One of the first preachers was John Hall (1829–1898).

The congregation had previously, from 1667 until 1864, worshipped on Capel Street, on the site of the old St. Mary's Abbey. It was founded by a preacher from Bull Alley, the Rev. William Jacque, who left along with some of its congregation to form the new church. The Capel Street Congregation was sometimes incorrectly referred to as the Scots Church, and confused with the Scots Presbyterian Church, Lower Abbey Street. In 1778 during Rev. McDowell's ministry, the congregation renamed itself Mary's Abbey Congregation (whence the Abbey Presbyterian Church gets its name).

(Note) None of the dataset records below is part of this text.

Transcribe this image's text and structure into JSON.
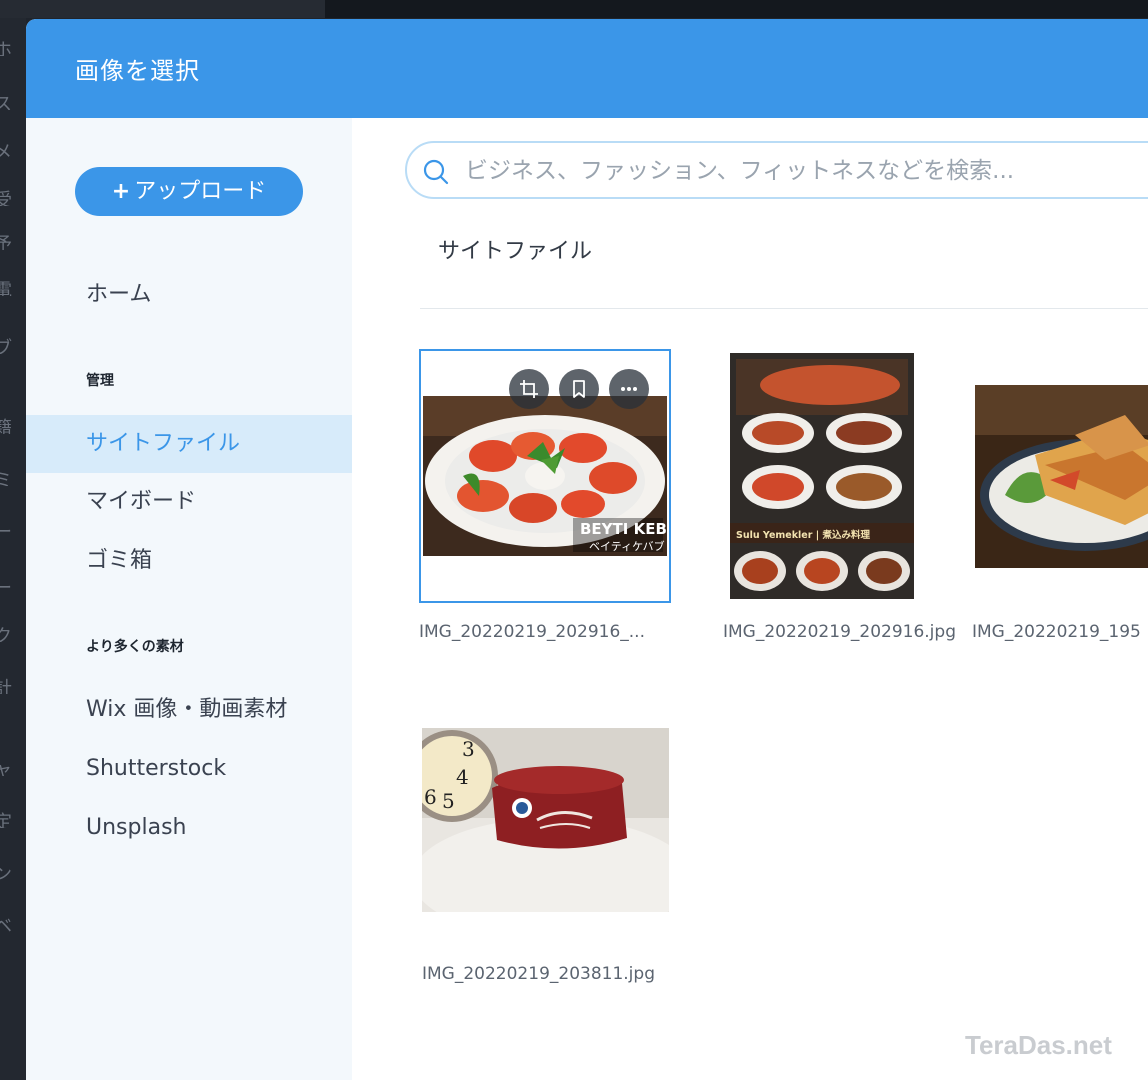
{
  "modal": {
    "title": "画像を選択"
  },
  "sidebar": {
    "upload_plus": "+",
    "upload_label": "アップロード",
    "home": "ホーム",
    "section_manage": "管理",
    "site_files": "サイトファイル",
    "my_boards": "マイボード",
    "trash": "ゴミ箱",
    "section_more": "より多くの素材",
    "wix_media": "Wix 画像・動画素材",
    "shutterstock": "Shutterstock",
    "unsplash": "Unsplash"
  },
  "search": {
    "placeholder": "ビジネス、ファッション、フィットネスなどを検索..."
  },
  "main": {
    "section_title": "サイトファイル",
    "files": [
      {
        "name": "IMG_20220219_202916_...",
        "overlay_text_1": "BEYTI KEBABI",
        "overlay_text_2": "ベイティケバブ"
      },
      {
        "name": "IMG_20220219_202916.jpg",
        "overlay_text_1": "Sulu Yemekler | 煮込み料理"
      },
      {
        "name": "IMG_20220219_195"
      },
      {
        "name": "IMG_20220219_203811.jpg"
      }
    ]
  },
  "colors": {
    "accent": "#3b96e8",
    "active_bg": "#d7ebfa"
  },
  "background": {
    "left_strip_chars": [
      "ホ",
      "ス",
      "メ",
      "受",
      "予",
      "電",
      "ブ",
      "籍",
      "ミ",
      "ー",
      "ー",
      "ク",
      "計",
      "ャ",
      "定",
      "ン",
      "ベ"
    ]
  },
  "watermark": "TeraDas.net"
}
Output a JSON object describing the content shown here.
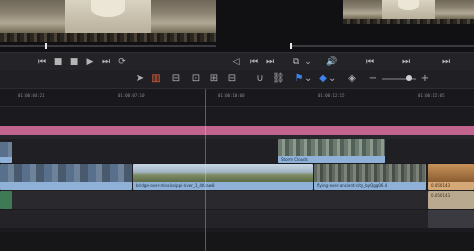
{
  "ruler": {
    "timecodes": [
      "01:00:04:21",
      "01:00:07:10",
      "01:00:10:00",
      "01:00:12:15",
      "01:00:15:05",
      "01:00:17:22"
    ]
  },
  "clips": {
    "v2_clip": "Storm Clouds",
    "v1_clip_a": "bridge-over-mississippi-river_1_4Kraw8",
    "v1_clip_b": "flying-over-ancient-city_byQgg06.4",
    "v1_clip_c": "0.050143",
    "a1_clip": "0.050143"
  },
  "icons": {
    "prev": "⏮",
    "stop": "■",
    "play": "▶",
    "next": "⏭",
    "loop": "⟳",
    "prog_prev": "⏮",
    "prog_next": "⏭",
    "prog_end": "⏭",
    "mark": "◁",
    "clear": "▷",
    "split": "⧉",
    "snap": "◻",
    "dropdown": "⌄",
    "volume": "🔊",
    "zoom_out": "−",
    "zoom_in": "+",
    "select": "➤",
    "blade": "▥",
    "trim": "⊟",
    "insert": "⊡",
    "overwrite": "⊞",
    "replace": "⊟",
    "lock": "🔒",
    "magnet": "∪",
    "link": "⛓",
    "flag": "⚑",
    "marker": "◆",
    "flag2": "◈"
  },
  "colors": {
    "accent": "#e8603c",
    "clip_blue": "#8fb1d8",
    "magenta": "#c2658e",
    "audio_green": "#3d7a55"
  }
}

In 1911 Abbey Church, along with other Presbyterian churches, The Scots Church, Ormond Quay church and Union Chapel, founded Lindsay Road National School.

In 1918 the Union Chapel, on Lower Abbey Street, whose chapel had been damaged during the 1916 Rising, joined the Abbey Presbyterian Church.

==People Associated with the Abbey Presbyterian Congregation==
- Alexander Hutcheson, minister Capel St., Moderator of the Presbyterian Synod of Ulster in 1692
- Francis Iredell, minister Capel St., Moderator of the Synod of Ulster in 1701
- Robert Craghead, M.A., minister Capel St, Moderator of the Synod of Ulster in 1719
- Charles McCollum, minister Capel Street, Moderator of the Synod of Ulster in 1760
- John Baird D.D. minister Capel St., (1767-1777), conformed to the Church of Ireland, and recognised as an Irish divine.
- Benjamin McDowell D.D. minister Marys Abbey (1778-1813) served as Moderator of the Presbyterian Synod of Ulster 1786.
- James Horner D.D., moderator of the Synod of Ulster 1804.
- James Carlile D.D. minister in Mary' Abbey (1815-1839), moderator of the Synod of Ulster 1825, and Presbyterian General Assembly in 1845
- William Bailey Kirkpatrick D.D., moderator of the Presbyterian General Assembly in 1850
- Margaret Hamilton Reid, was an elder at Abbey Presbyterian Church for 46 years, and a co-founder of the Irish School of Ecumenics.
Margaret Boden OBE née Blythman was baptised in Abbey Presbyterian Church in 1948. Was married in 1969 to the Revd. Derek Boden and became the first female CEO of Christian Aid Ireland in 1998.